MELTING POT VS. MOSAIC

     Some people confuse the words 'melting pot' with 'mosaic' when they are definitely not the same thing. In fact, these words are one of the biggest difference between Canada and the United States. A melting pot is when people of different cultures come together as one but are forced to give up their way of life to fit in with one culture. They have been 'melted' together in one great 'pot' (Ex. The US). A mosaic is also when people of different cultures come together as one, but they are allowed to keep their own culture. These different cultures fit together to make a beautiful 'mosaic' (Ex. Canada). CONCLUDING SENTENCES.

DIEPPE VS. D-DAY

     Dieppe and D-Day are two of World War II's most famous battles. Or rather, one _in_famous and one famous. Dieppe started out as a practice for D-Day. It turned into a disaster. To start, Dieppe was a coastal (Right word?) attack, but they did not have bombers or battleships. They lost all secrecy when the July attack was cancelled and men sent home, only to return in August with no change in plans. They were dropped off late, in broad daylight infront of the Germans and tanks were stopped on rocks. OVer 900 men died and over 1 900 were taken prisoner. D-Day, however, was quite the turn around. they had heavy bombardments, amphibious tanks and bombers. Secrecy was also maintained. There were only 1/3 the casualties of Dieppe among three times as many men. CONCLUDING SENTENCE.

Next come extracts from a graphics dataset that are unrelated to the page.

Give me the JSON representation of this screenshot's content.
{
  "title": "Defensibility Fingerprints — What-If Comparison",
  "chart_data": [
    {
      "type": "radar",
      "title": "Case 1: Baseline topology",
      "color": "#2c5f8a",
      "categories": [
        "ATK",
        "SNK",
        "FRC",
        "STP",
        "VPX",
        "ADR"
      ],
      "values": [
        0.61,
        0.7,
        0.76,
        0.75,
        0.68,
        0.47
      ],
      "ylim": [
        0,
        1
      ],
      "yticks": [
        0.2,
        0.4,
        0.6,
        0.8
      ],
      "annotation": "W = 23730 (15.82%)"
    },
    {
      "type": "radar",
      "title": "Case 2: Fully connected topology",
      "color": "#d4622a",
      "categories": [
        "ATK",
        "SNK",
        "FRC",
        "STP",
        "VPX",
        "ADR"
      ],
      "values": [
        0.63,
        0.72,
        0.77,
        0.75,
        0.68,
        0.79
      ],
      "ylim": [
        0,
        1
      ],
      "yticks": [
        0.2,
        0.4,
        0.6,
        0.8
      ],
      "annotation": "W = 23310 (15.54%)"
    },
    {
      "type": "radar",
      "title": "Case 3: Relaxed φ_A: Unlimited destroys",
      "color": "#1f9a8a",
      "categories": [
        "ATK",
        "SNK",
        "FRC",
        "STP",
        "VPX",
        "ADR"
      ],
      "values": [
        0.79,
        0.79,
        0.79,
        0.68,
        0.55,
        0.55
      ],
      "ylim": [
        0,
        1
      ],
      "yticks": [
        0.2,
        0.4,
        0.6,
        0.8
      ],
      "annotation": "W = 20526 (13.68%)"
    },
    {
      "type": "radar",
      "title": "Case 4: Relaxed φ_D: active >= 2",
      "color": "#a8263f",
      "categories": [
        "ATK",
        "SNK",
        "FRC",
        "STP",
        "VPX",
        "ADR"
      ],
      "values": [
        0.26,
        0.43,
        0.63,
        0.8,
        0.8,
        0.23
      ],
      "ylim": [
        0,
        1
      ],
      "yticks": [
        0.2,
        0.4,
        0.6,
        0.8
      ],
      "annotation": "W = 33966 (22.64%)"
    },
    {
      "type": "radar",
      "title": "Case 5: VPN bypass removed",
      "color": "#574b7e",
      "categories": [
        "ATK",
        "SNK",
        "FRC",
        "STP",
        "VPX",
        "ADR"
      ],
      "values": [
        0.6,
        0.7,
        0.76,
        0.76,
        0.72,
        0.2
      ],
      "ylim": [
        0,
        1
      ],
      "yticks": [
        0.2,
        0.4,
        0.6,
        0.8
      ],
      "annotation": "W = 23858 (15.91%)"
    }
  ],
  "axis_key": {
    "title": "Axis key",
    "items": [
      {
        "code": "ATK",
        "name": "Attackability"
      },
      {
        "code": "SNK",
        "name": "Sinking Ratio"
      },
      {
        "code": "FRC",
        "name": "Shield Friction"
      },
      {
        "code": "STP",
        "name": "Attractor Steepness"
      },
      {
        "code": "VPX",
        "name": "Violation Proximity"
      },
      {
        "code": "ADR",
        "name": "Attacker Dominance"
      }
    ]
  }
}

PEACEKEEPING VS PEACEMAKING (This paragraph is a little weak...)

     Peacekeeping and peacemaking are very important in helping make our world a better place. However, they are two very different things. Peace_making _is when UN troops go into a coutnry to fight an aggressor. Peacekeeping is what it says, keeping the peace in the civilan populationg. A big differentce between peacekeepers and peacemakers is that peacekeepers only use weapons in self-defense. CONCLUDING SENTENCE.


----------